Wednesday, November 30, 2016
I was recently listening to Carole Joy Seide on The Read-A-Loud Revival Podcast. She was talking about some history books that may seem out of date. It was an interesting perspective I haven't considered before.
In it, she said she didn't mind that the books weren't considered historically accurate because they were beautiful and focused on the heroic values of our ancestors.
I admit that I agreed. I found myself nodding in agreement to the idea that if we "tear down" those heroes our children have no heroic ideals to live up to.
I often struggle with this when considering Columbus. It makes me cringe when friends claim there is no historical reason to study him. Despite my growing up with the image of Columbus as a hero, I am no longer naïve to the many atrocities which the age of exploration brought with it. I also do not want to raise children to be adults who are naïve to it.

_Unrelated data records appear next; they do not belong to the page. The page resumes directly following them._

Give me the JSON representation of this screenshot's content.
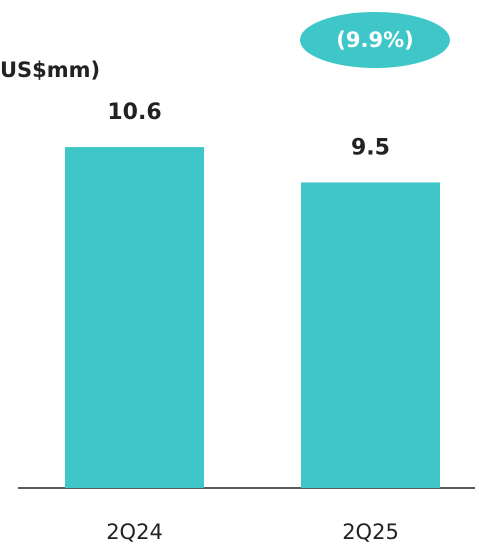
{
  "chart_data": {
    "type": "bar",
    "title": "US$mm)",
    "annotation": "(9.9%)",
    "categories": [
      "2Q24",
      "2Q25"
    ],
    "values": [
      10.6,
      9.5
    ],
    "color": "#3ec6c9",
    "ylim": [
      0,
      12
    ]
  }
}
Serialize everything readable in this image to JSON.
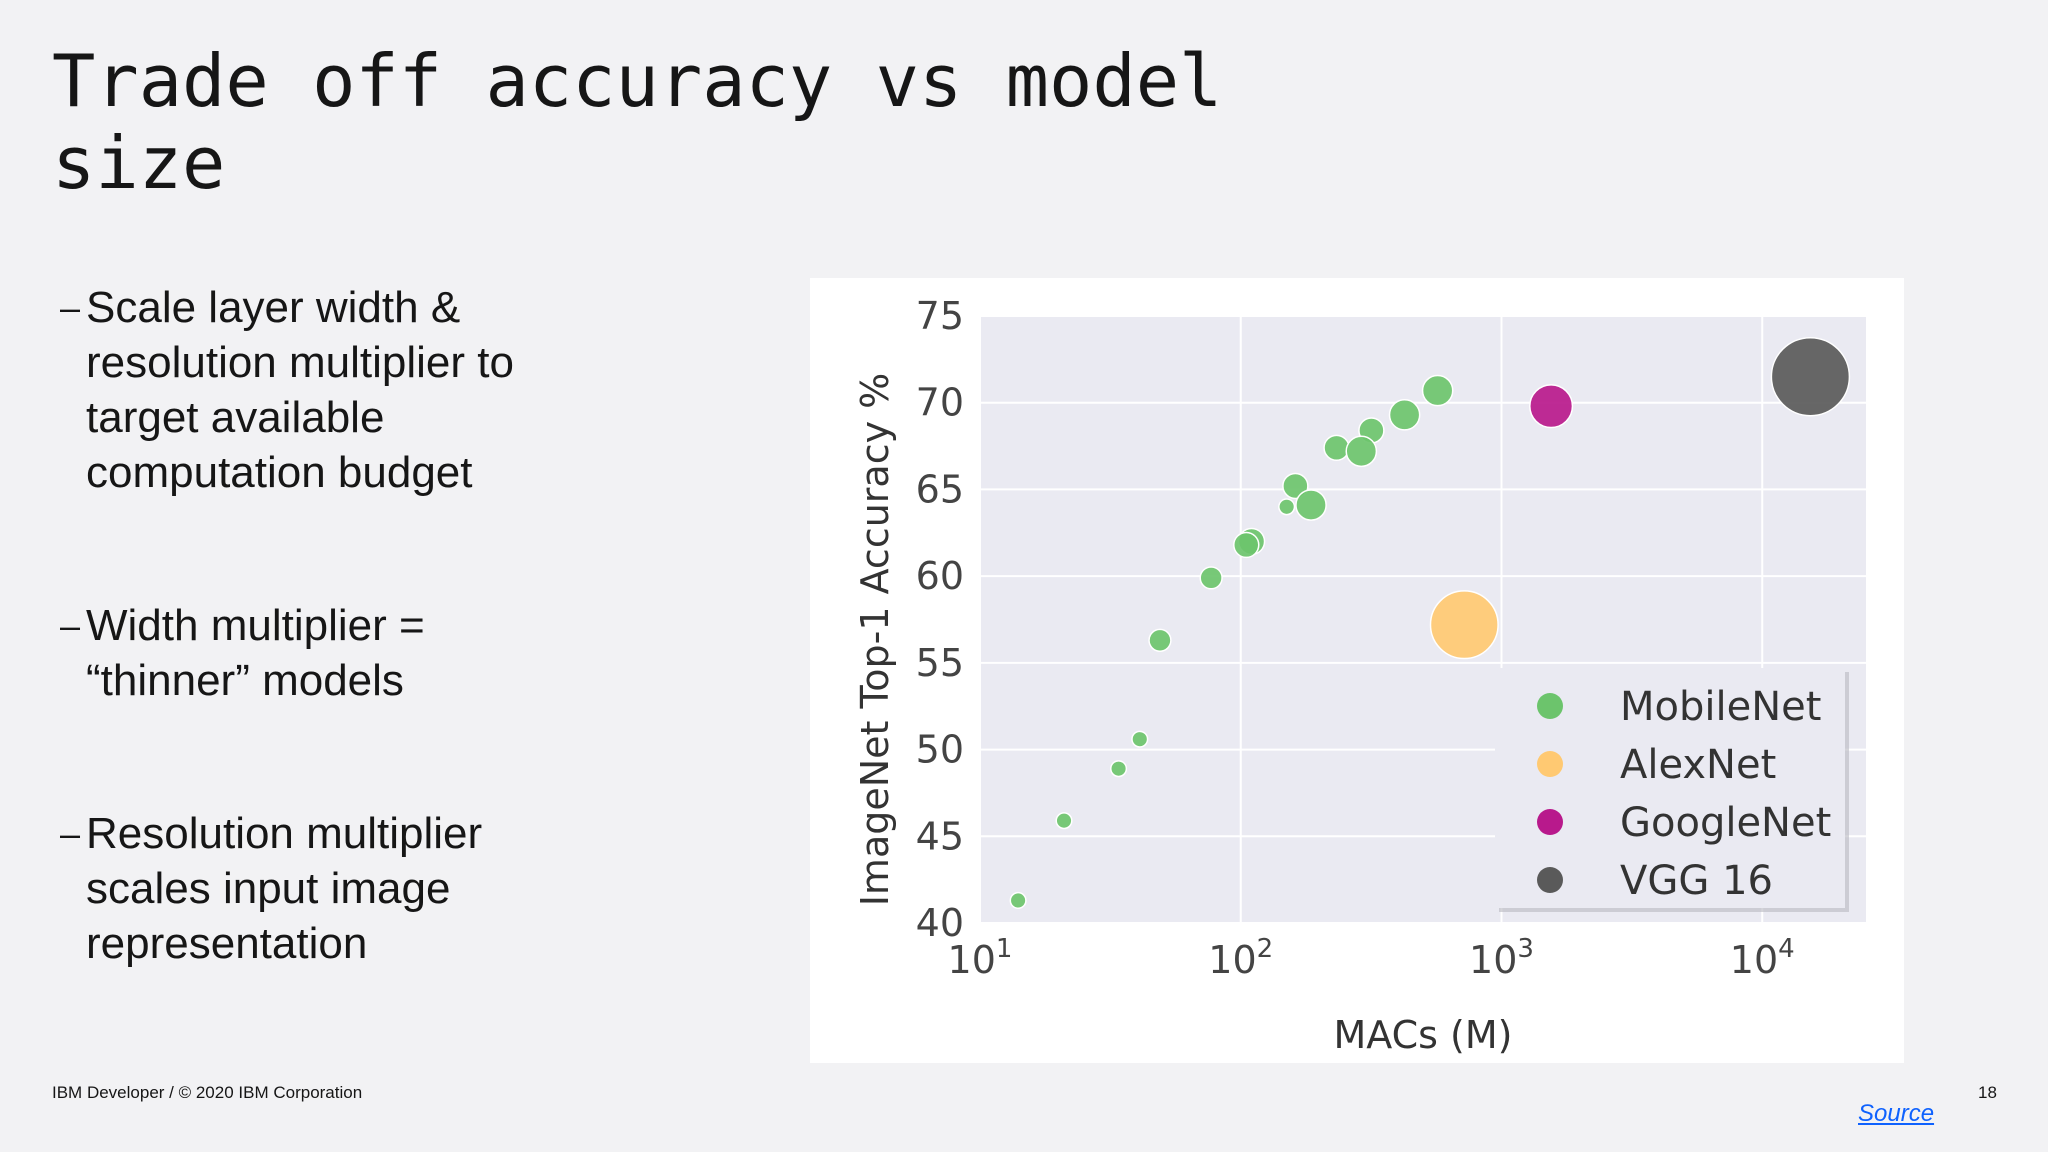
{
  "slide": {
    "title": "Trade off accuracy vs model size",
    "bullets": [
      "Scale layer width & resolution multiplier to target available computation budget",
      "Width multiplier = “thinner” models",
      "Resolution multiplier scales input image representation"
    ],
    "bullet_marker": "–",
    "footer": "IBM Developer / © 2020 IBM Corporation",
    "page_number": "18",
    "source_link": "Source"
  },
  "chart_data": {
    "type": "scatter",
    "title": "",
    "xlabel": "MACs (M)",
    "ylabel": "ImageNet Top-1 Accuracy %",
    "x_scale": "log",
    "xlim": [
      10,
      25000
    ],
    "ylim": [
      40,
      75
    ],
    "x_ticks": [
      {
        "value": 10,
        "base": "10",
        "exp": "1"
      },
      {
        "value": 100,
        "base": "10",
        "exp": "2"
      },
      {
        "value": 1000,
        "base": "10",
        "exp": "3"
      },
      {
        "value": 10000,
        "base": "10",
        "exp": "4"
      }
    ],
    "y_ticks": [
      40,
      45,
      50,
      55,
      60,
      65,
      70,
      75
    ],
    "grid": true,
    "legend_position": "bottom-right",
    "series": [
      {
        "name": "MobileNet",
        "color": "#6cc46c",
        "points": [
          {
            "x": 14,
            "y": 41.3,
            "size": 3
          },
          {
            "x": 21,
            "y": 45.9,
            "size": 3
          },
          {
            "x": 34,
            "y": 48.9,
            "size": 3
          },
          {
            "x": 41,
            "y": 50.6,
            "size": 3
          },
          {
            "x": 49,
            "y": 56.3,
            "size": 4.2
          },
          {
            "x": 77,
            "y": 59.9,
            "size": 4.2
          },
          {
            "x": 110,
            "y": 62.0,
            "size": 5.0
          },
          {
            "x": 105,
            "y": 61.8,
            "size": 4.8
          },
          {
            "x": 150,
            "y": 64.0,
            "size": 3
          },
          {
            "x": 162,
            "y": 65.2,
            "size": 4.8
          },
          {
            "x": 186,
            "y": 64.1,
            "size": 5.8
          },
          {
            "x": 233,
            "y": 67.4,
            "size": 4.8
          },
          {
            "x": 317,
            "y": 68.4,
            "size": 4.8
          },
          {
            "x": 290,
            "y": 67.2,
            "size": 5.8
          },
          {
            "x": 425,
            "y": 69.3,
            "size": 5.8
          },
          {
            "x": 569,
            "y": 70.7,
            "size": 5.8
          }
        ]
      },
      {
        "name": "AlexNet",
        "color": "#ffc972",
        "points": [
          {
            "x": 720,
            "y": 57.2,
            "size": 13
          }
        ]
      },
      {
        "name": "GoogleNet",
        "color": "#b8198c",
        "points": [
          {
            "x": 1550,
            "y": 69.8,
            "size": 8.2
          }
        ]
      },
      {
        "name": "VGG 16",
        "color": "#5a5a5a",
        "points": [
          {
            "x": 15300,
            "y": 71.5,
            "size": 15
          }
        ]
      }
    ]
  }
}
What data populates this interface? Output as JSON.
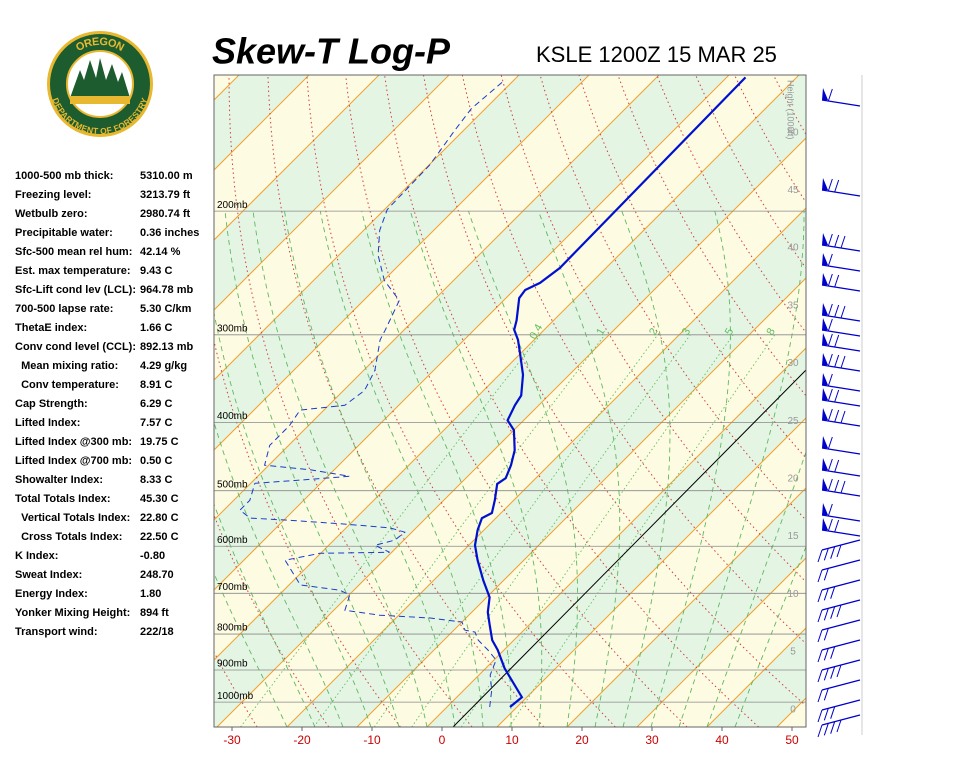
{
  "logo": {
    "top": "OREGON",
    "bottom": "DEPARTMENT OF FORESTRY"
  },
  "stats": [
    {
      "label": "1000-500 mb thick:",
      "value": "5310.00 m"
    },
    {
      "label": "Freezing level:",
      "value": "3213.79 ft"
    },
    {
      "label": "Wetbulb zero:",
      "value": "2980.74 ft"
    },
    {
      "label": "Precipitable water:",
      "value": "0.36 inches"
    },
    {
      "label": "Sfc-500 mean rel hum:",
      "value": "42.14 %"
    },
    {
      "label": "Est. max temperature:",
      "value": "9.43 C"
    },
    {
      "label": "Sfc-Lift cond lev (LCL):",
      "value": "964.78 mb"
    },
    {
      "label": "700-500 lapse rate:",
      "value": "5.30 C/km"
    },
    {
      "label": "ThetaE index:",
      "value": "1.66 C"
    },
    {
      "label": "Conv cond level (CCL):",
      "value": "892.13 mb"
    },
    {
      "label": "  Mean mixing ratio:",
      "value": "4.29 g/kg"
    },
    {
      "label": "  Conv temperature:",
      "value": "8.91 C"
    },
    {
      "label": "Cap Strength:",
      "value": "6.29 C"
    },
    {
      "label": "Lifted Index:",
      "value": "7.57 C"
    },
    {
      "label": "Lifted Index @300 mb:",
      "value": "19.75 C"
    },
    {
      "label": "Lifted Index @700 mb:",
      "value": "0.50 C"
    },
    {
      "label": "Showalter Index:",
      "value": "8.33 C"
    },
    {
      "label": "Total Totals Index:",
      "value": "45.30 C"
    },
    {
      "label": "  Vertical Totals Index:",
      "value": "22.80 C"
    },
    {
      "label": "  Cross Totals Index:",
      "value": "22.50 C"
    },
    {
      "label": "K Index:",
      "value": "-0.80"
    },
    {
      "label": "Sweat Index:",
      "value": "248.70"
    },
    {
      "label": "Energy Index:",
      "value": "1.80"
    },
    {
      "label": "Yonker Mixing Height:",
      "value": "894 ft"
    },
    {
      "label": "Transport wind:",
      "value": "222/18"
    }
  ],
  "chart_data": {
    "type": "skewt",
    "title": "Skew-T Log-P",
    "subtitle": "KSLE 1200Z 15 MAR 25",
    "log_y": true,
    "ylim": [
      1085,
      128
    ],
    "yticks": [
      {
        "value": 200,
        "label": "200mb"
      },
      {
        "value": 300,
        "label": "300mb"
      },
      {
        "value": 400,
        "label": "400mb"
      },
      {
        "value": 500,
        "label": "500mb"
      },
      {
        "value": 600,
        "label": "600mb"
      },
      {
        "value": 700,
        "label": "700mb"
      },
      {
        "value": 800,
        "label": "800mb"
      },
      {
        "value": 900,
        "label": "900mb"
      },
      {
        "value": 1000,
        "label": "1000mb"
      }
    ],
    "xlim": [
      -30,
      50
    ],
    "xticks": [
      -30,
      -20,
      -10,
      0,
      10,
      20,
      30,
      40,
      50
    ],
    "y2_label": "Height (1000ft)",
    "y2lim": [
      -1.5,
      55
    ],
    "y2ticks": [
      0,
      5,
      10,
      15,
      20,
      25,
      30,
      35,
      40,
      45,
      50
    ],
    "mixing_ratios": [
      0.4,
      1,
      2,
      3,
      5,
      8
    ],
    "isotherm_color": "#f0a030",
    "dry_adiabat_color": "#d04040",
    "moist_adiabat_color": "#60b860",
    "mixing_ratio_color": "#60c060",
    "series": [
      {
        "color": "#0010d0",
        "values": [
          1016,
          984,
          895,
          843,
          816,
          777,
          745,
          709,
          671,
          628,
          598,
          569,
          547,
          538,
          516,
          489,
          480,
          460,
          438,
          410,
          397,
          378,
          366,
          342,
          320,
          305,
          295,
          286,
          266,
          259,
          253,
          241,
          129
        ],
        "x": [
          9.0,
          9.3,
          2.7,
          -0.9,
          -3.1,
          -5.6,
          -7.7,
          -9.6,
          -12.9,
          -16.6,
          -19.1,
          -20.9,
          -22.0,
          -21.3,
          -22.7,
          -24.7,
          -24.3,
          -25.4,
          -27.0,
          -30.0,
          -32.3,
          -33.4,
          -33.9,
          -36.6,
          -39.9,
          -42.3,
          -44.3,
          -45.3,
          -48.1,
          -48.4,
          -47.3,
          -46.6,
          -47.3
        ]
      },
      {
        "color": "#1a3acc",
        "dashed": true,
        "values": [
          1016,
          962,
          915,
          871,
          843,
          816,
          795,
          790,
          769,
          759,
          752,
          740,
          704,
          693,
          681,
          628,
          614,
          612,
          598,
          588,
          573,
          565,
          558,
          551,
          547,
          533,
          516,
          488,
          483,
          477,
          467,
          460,
          431,
          404,
          384,
          378,
          360,
          337,
          305,
          295,
          268,
          251,
          231,
          213,
          199,
          172,
          153,
          143,
          130
        ],
        "x": [
          6.1,
          4.0,
          1.6,
          0.3,
          -2.3,
          -5.1,
          -6.7,
          -8.4,
          -10.0,
          -15.1,
          -22.7,
          -28.4,
          -29.9,
          -32.0,
          -38.4,
          -44.1,
          -40.1,
          -30.3,
          -33.4,
          -31.3,
          -31.0,
          -33.7,
          -40.7,
          -49.1,
          -55.1,
          -57.7,
          -57.7,
          -59.4,
          -53.4,
          -46.9,
          -53.4,
          -60.6,
          -62.7,
          -62.7,
          -63.4,
          -57.7,
          -57.0,
          -58.4,
          -62.0,
          -62.7,
          -64.9,
          -69.9,
          -74.4,
          -77.7,
          -79.6,
          -79.9,
          -81.3,
          -82.0,
          -81.3
        ]
      }
    ]
  }
}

As I thought about it more, I realized we read "the great classic books" and our children hear of flawed heroes often. Are we as parents are less hesitant to discuss the virtues and flaws of fictional characters, than of real people.
Columbus for example is not a villain, neither is he a hero. He is a man who was brave, gutsy or gritty as we might say today. Did he have flaws? YES! What can we learn from that? Well, for one thing, we cannot judge yesterday to today's moral standards. But isn't that a reminder for us to not look at what the world around us may consider ok, such as raping and plundering, but to follow what we know to be right.
I am not arguing about Columbus, what I am saying, is ask your child to examine their heroes. Although admiring heroic virtue is important, it would be shame to have your children think that any hero could be "perfect". Everyone has flaws. Everyone struggles with their flaws and mistakes.
Painting the world through the lenses of rose colored glasses is beautiful, but it can backfire. Once your children are older and learn the reality, will they question other Truths you have taught them? Will your child cling to the fictionalized hero and excuse their mistakes? Or worse see the errors as Just because they are the actions of a hero?
Keep the dialogue open about these topics because this will allow your children to come to you to discuss the people in their lives that might seem like heroes or villains at times.